Nicolás Maduro falava no Forte de Tiúna, a principal base militar de Caracas, durante o ato de saudação anual às Forças Armadas.

O Presidente da Venezuela voltou a acusar a oposição venezuelana de apoiar alegados planos conspirativos contra o seu Governo e elogiou o papel que as Forças Armadas têm tido para manter a paz no país.

Segundo Nicolás Maduro, "está plenamente comprovada a participação" do ex-presidente do parlamento venezuelano Júlio Borges e do ex-presidente da Colômbia Juan Manuel Santos, "numa conspiração" dirigida pelo assessor de segurança nacional da Casa Branca (EUA) John Bolton.

"Não é pouco o dinheiro que investem, desde o império do norte e as oligarquias da América Latina, para quebrar a união, para dividir e debilitar as nossas Forças Armadas Bolivarianas. Desde Washington aumentaram de 40 milhões para 120 milhões de dólares para tratar de dividir as nossas Forças Armadas e colocá-las contra a Constituição, contra o povo", frisou.

Insistindo que ninguém comprará, debilitará ou dividirá o setor castrense venezuelano, advertiu que "querem debilitar a Venezuela, dividi-la, pô-la em confronto, para por as garras no país e roubar os mares, o petróleo, as riquezas".

"A Venezuela não se ajoelhará perante nenhum império, nenhuma oligarquia estrangeira. Estamos dispostos a lutar por esta terra, por estes mares, por este povo ao custo da nossa própria vida se for necessário", frisou.

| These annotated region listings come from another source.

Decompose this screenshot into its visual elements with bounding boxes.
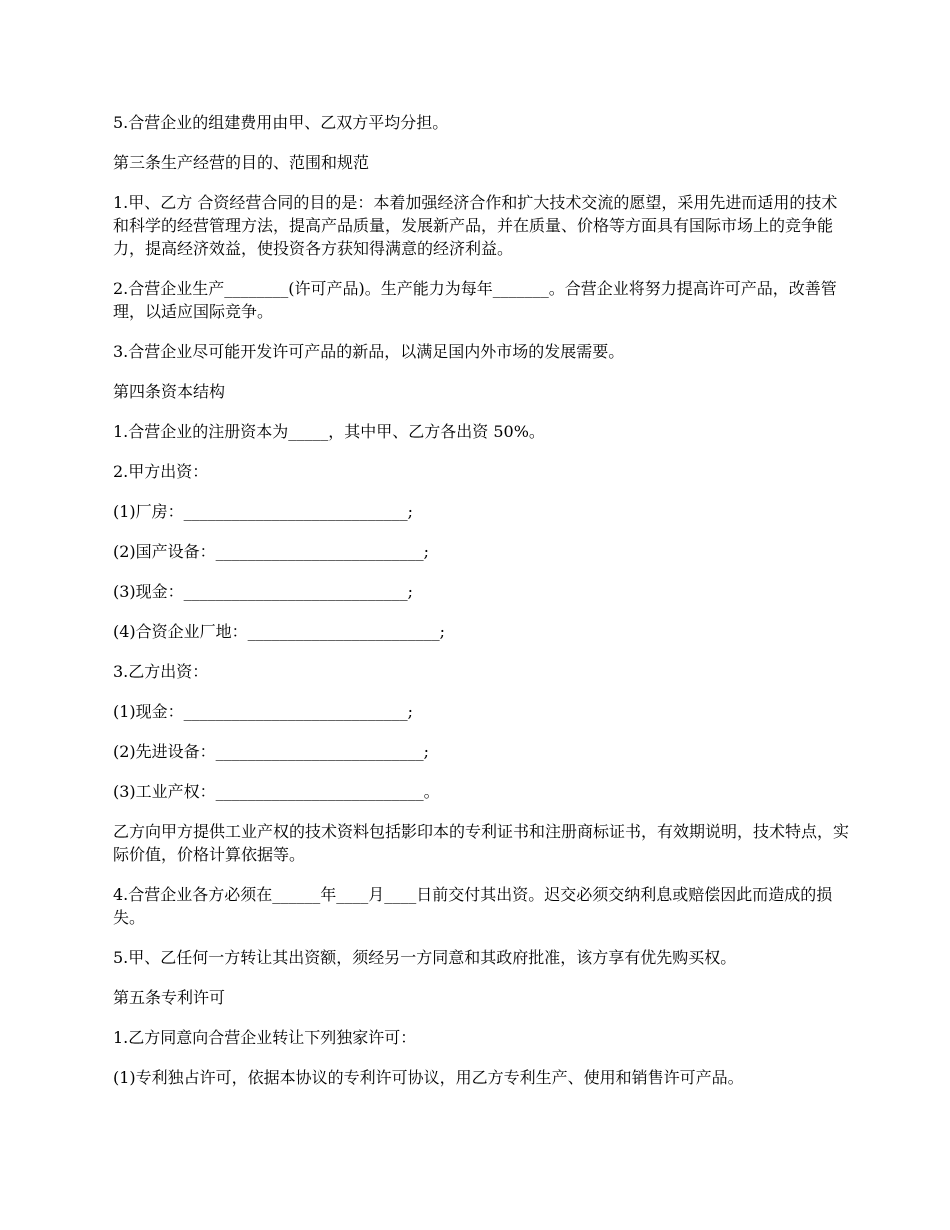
paragraph: 2.甲方出资：	[113, 462, 209, 481]
section-heading: 第四条资本结构	[113, 382, 226, 401]
paragraph: 3.乙方出资：	[113, 662, 209, 681]
list-item: (1)厂房：____________________________;	[113, 502, 414, 521]
paragraph: 4.合营企业各方必须在______年____月____日前交付其出资。迟交必须交纳利息或赔偿因此而造成的损失。	[113, 885, 833, 927]
document-body	[113, 111, 853, 1106]
paragraph: 5.合营企业的组建费用由甲、乙双方平均分担。	[113, 113, 449, 132]
paragraph: 3.合营企业尽可能开发许可产品的新品，以满足国内外市场的发展需要。	[113, 342, 625, 361]
paragraph: 1.乙方同意向合营企业转让下列独家许可：	[113, 1028, 417, 1047]
list-item: (2)先进设备：__________________________;	[113, 742, 430, 761]
paragraph: 5.甲、乙任何一方转让其出资额，须经另一方同意和其政府批准，该方享有优先购买权。	[113, 948, 737, 967]
paragraph: 1.甲、乙方 合资经营合同的目的是：本着加强经济合作和扩大技术交流的愿望，采用先进而适用的技术和科学的经营管理方法，提高产品质量，发展新产品，并在质量、价格等方面具有国际市场上的竞争能力，提高经济效益，使投资各方获知得满意的经济利益。	[113, 193, 838, 258]
section-heading: 第五条专利许可	[113, 988, 226, 1007]
list-item: (3)工业产权：__________________________。	[113, 782, 440, 801]
list-item: (4)合资企业厂地：________________________;	[113, 622, 446, 641]
list-item: (1)专利独占许可，依据本协议的专利许可协议，用乙方专利生产、使用和销售许可产品。	[113, 1068, 744, 1087]
paragraph: 2.合营企业生产________(许可产品)。生产能力为每年_______。合营企业将努力提高许可产品，改善管理，以适应国际竞争。	[113, 279, 837, 321]
list-item: (1)现金：____________________________;	[113, 702, 414, 721]
paragraph: 乙方向甲方提供工业产权的技术资料包括影印本的专利证书和注册商标证书，有效期说明，技术特点，实际价值，价格计算依据等。	[113, 822, 850, 864]
paragraph: 1.合营企业的注册资本为_____，其中甲、乙方各出资 50%。	[113, 422, 545, 441]
section-heading: 第三条生产经营的目的、范围和规范	[113, 153, 370, 172]
list-item: (2)国产设备：__________________________;	[113, 542, 430, 561]
list-item: (3)现金：____________________________;	[113, 582, 414, 601]
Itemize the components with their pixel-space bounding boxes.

Nicolás Maduro explicou que deu "ordens diretas aos comandantes do Exército, da Guarda Nacional Bolivariana, das Redis (Regiões de Defesa Integral) para reforçar o esforço operacional com todos os níveis de força" para "proteger a fronteira com a Colômbia e combater a violência e os delitos que nos chega de lá e garantir a paz e a tranquilidade ", disse.

Durante a discurso de saudação, Nicolás Maduro referiu-se à recente interceção, pela Marinha da Venezuela, de dois navios noruegueses, em trabalhos de exploração sísmica, ao serviço da Guiana, em águas legalmente em disputa por ambos países.

"Não podemos aceitar! Nem que a Venezuela não tivesse um povo, nem forças armadas para a defender, metendo-se no mar territorial à procura de petróleo, no mar da Venezuela, enviado pela ExxonMobil", disse.